I’m looking for your humble and wise feedback. More applicable to sites with long sales cycle solutions like SaaS or high-end e-commerce and people who are familiar with SQL, R, Python, Pandas.
We (Dripit.io) are working on a new product idea around data API’s.
Problem
Working with data is hard. On one end you either have raw data API and you have to spend long hours preparing data before you can ask any reasonable question. On the other end, it is limited dashboard which doesn’t answer questions you are particularly interested.
Solution
An API endpoint which returns full Customer journeys with:
UserID;
JourneyID;
Acquisition channel + costs;
Touchpoints + costs;
Total acquisition cost of a particular customer;
Abandon point and cumulative cost till the point;
Time till conversion.
As a data source can be used already existing Snowplow dataset. You can use this end-point to play with data in Google Data Studio, load into your database, build/improve your predictive models, build internal dashboards. Essentially it is ETL with a focus to return well-structured customer journey information.

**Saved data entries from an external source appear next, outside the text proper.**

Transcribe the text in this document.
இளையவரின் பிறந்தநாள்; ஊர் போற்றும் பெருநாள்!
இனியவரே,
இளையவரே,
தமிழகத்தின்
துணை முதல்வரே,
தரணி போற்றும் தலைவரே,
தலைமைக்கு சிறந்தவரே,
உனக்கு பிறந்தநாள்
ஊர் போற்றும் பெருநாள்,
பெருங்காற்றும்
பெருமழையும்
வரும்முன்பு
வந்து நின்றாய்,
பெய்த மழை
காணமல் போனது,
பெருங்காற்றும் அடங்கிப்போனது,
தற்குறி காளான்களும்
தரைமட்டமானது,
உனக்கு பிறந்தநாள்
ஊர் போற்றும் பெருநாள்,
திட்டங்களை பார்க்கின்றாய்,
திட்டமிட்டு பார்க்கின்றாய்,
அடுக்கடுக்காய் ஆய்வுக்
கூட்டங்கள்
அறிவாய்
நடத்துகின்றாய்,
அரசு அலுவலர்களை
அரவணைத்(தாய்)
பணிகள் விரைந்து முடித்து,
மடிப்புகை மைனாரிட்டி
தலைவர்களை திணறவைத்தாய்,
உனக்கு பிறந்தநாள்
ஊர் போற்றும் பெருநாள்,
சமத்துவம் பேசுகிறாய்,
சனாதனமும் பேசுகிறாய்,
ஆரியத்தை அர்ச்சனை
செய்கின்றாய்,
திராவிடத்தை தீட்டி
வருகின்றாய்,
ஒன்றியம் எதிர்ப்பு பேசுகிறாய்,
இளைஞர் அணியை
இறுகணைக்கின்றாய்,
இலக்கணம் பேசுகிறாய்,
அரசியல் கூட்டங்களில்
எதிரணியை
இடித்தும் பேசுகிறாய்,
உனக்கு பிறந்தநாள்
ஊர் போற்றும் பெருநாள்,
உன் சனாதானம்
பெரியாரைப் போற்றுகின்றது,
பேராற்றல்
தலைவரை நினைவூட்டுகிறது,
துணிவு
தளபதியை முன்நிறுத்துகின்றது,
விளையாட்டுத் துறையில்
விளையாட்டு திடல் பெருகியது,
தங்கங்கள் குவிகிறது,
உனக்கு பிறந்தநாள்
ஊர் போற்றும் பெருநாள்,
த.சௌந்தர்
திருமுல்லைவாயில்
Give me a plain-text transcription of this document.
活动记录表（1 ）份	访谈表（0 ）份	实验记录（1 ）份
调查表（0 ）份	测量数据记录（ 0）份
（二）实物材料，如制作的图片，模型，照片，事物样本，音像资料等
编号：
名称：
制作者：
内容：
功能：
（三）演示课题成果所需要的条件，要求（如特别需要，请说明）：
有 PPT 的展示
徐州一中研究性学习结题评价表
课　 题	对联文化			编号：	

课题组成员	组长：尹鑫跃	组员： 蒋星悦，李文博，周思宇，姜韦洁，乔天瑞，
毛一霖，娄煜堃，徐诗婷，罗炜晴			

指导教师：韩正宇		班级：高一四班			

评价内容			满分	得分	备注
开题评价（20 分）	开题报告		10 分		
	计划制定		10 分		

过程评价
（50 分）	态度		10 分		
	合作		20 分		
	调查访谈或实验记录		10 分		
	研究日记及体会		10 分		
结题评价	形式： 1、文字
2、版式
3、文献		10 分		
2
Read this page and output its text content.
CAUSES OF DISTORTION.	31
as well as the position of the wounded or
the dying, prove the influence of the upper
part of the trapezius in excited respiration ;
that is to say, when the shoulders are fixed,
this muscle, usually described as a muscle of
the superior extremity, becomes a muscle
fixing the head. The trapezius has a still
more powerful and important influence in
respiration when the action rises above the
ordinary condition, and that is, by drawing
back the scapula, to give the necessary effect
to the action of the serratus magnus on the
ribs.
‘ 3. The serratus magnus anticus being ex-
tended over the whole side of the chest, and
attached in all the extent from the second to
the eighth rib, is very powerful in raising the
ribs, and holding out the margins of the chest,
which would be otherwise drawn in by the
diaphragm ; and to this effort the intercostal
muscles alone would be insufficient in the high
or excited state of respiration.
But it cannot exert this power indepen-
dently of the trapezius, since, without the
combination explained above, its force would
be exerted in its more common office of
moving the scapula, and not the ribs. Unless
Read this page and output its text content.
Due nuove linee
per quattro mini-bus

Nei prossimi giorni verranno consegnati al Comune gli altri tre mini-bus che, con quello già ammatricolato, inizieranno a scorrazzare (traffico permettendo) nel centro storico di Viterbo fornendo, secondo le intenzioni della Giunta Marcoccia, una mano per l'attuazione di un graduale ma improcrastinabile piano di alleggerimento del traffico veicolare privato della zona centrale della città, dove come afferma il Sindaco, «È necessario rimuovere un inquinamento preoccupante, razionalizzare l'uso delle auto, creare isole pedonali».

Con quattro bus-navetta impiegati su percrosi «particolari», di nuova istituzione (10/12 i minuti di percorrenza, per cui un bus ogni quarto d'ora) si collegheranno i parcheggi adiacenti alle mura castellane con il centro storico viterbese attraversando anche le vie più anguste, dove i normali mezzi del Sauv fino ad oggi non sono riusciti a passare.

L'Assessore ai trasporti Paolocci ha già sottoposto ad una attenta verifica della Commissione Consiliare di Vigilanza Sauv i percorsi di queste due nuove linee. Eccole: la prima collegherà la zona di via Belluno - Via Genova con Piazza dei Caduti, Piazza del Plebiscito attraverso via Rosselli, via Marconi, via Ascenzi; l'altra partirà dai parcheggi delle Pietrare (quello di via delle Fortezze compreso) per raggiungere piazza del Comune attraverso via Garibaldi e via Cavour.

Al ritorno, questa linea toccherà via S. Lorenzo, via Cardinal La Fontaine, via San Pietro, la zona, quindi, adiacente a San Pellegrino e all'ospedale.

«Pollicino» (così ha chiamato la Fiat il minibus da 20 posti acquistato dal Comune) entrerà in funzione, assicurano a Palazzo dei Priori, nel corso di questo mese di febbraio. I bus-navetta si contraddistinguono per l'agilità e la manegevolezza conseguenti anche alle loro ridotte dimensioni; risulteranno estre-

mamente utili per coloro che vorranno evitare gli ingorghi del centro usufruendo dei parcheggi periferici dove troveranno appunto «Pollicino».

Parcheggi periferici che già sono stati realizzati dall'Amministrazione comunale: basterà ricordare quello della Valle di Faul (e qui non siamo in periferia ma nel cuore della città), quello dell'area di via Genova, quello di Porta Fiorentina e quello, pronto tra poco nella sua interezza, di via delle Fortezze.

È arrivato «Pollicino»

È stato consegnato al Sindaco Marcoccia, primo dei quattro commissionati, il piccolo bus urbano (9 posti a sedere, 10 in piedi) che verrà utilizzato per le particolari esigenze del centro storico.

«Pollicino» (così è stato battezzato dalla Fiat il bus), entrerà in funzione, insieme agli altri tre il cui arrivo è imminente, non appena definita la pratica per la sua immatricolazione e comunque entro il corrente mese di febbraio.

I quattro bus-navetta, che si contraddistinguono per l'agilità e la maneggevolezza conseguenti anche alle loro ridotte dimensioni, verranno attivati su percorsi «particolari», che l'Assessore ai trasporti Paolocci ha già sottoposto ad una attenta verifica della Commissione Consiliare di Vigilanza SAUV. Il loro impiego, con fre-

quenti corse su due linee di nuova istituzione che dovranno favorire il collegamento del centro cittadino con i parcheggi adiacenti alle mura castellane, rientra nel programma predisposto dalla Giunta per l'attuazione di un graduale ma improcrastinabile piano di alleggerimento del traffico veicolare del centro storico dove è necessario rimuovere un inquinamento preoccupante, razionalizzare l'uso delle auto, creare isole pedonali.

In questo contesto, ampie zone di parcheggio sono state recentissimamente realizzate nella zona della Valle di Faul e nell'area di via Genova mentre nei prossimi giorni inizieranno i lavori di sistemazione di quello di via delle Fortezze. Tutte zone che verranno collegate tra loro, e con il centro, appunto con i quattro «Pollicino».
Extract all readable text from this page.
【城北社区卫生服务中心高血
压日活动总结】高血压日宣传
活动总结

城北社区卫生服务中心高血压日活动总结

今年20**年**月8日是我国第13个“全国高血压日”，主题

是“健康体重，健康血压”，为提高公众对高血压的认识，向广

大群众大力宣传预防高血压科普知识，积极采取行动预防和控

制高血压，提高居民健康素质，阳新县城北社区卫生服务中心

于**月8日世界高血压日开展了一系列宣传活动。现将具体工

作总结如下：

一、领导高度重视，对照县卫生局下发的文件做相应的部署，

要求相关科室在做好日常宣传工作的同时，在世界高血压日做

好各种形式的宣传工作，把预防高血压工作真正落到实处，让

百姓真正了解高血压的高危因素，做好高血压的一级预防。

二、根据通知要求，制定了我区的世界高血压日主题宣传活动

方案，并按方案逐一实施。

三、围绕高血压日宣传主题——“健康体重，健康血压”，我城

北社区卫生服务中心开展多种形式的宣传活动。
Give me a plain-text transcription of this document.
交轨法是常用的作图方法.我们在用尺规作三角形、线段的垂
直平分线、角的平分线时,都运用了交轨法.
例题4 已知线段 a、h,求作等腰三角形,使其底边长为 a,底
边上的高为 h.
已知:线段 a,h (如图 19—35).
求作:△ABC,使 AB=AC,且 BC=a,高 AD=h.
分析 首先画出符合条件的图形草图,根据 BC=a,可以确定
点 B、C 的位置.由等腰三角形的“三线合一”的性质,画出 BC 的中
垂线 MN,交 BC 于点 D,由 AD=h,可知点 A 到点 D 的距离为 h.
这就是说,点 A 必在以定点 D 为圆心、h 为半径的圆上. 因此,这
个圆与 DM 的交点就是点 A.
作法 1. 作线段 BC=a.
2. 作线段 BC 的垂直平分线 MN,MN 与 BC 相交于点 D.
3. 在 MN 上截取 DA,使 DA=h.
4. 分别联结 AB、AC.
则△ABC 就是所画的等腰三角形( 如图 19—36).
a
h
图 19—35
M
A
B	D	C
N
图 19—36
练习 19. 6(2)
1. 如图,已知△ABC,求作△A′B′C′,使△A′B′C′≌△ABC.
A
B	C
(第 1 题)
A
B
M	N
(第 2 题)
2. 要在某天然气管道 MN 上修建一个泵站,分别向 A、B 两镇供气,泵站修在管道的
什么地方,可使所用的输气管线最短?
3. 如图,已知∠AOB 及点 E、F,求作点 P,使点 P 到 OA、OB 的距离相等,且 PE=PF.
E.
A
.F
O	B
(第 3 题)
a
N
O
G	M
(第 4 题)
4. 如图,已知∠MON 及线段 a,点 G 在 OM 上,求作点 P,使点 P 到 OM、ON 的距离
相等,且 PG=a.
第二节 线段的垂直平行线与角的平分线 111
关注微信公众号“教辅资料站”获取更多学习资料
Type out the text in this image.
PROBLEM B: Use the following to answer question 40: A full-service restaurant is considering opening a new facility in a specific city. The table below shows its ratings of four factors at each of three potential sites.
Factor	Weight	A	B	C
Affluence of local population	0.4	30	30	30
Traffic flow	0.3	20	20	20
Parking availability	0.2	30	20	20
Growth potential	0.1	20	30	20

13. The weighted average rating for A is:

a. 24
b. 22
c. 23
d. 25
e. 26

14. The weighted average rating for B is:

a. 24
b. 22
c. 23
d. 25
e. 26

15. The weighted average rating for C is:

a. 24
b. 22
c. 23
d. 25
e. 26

at Goeuro as well as JustWatch, we used the Snowplow SQL data-modeler to create “derived” tables, which are ready-to-dashboard tables representations of the data that is frequently analysed. Those tables are of course tailored for each business you work for, but here are our examples:
At Goeuro, the main focus is on the customer journey. We built therefore the following tables: searches, clickouts, bookings, session, and user.
At JustWatch, our focus is on user interactions with movies, thus the following list: interactions, session, user.
At each granularity, we transform the row-events that land into atomic.events and enrich them with attributes like “title campaigned” (for interaction), “first touchpoint channel” (for session), “most frequently used device” (for user).
Those tables are now granular enough to enable us some flexibility for dashboarding, but also contain all relevant attributes for business reporting.
I know some alternatives exist for the real time pipeline with Spark, but I haven’t used them personally yet.
Hope this helps already, happy to answer your questions if you need further details !
Thank you @SixtineVervial for sharing your expierence.
Our goal would be to remove the complexity and need for you to model the data and connect directly to raw data store and return structured customer journeys with all the meta data. We are already doing this with our own tracking data which are close to Snowplow/Segment logs.
Now we are representing that data through our dashboard and Google Data Studio but we see interest in consuming raw Customer journey data. And we have looked at Snowplow as a data source for a while now.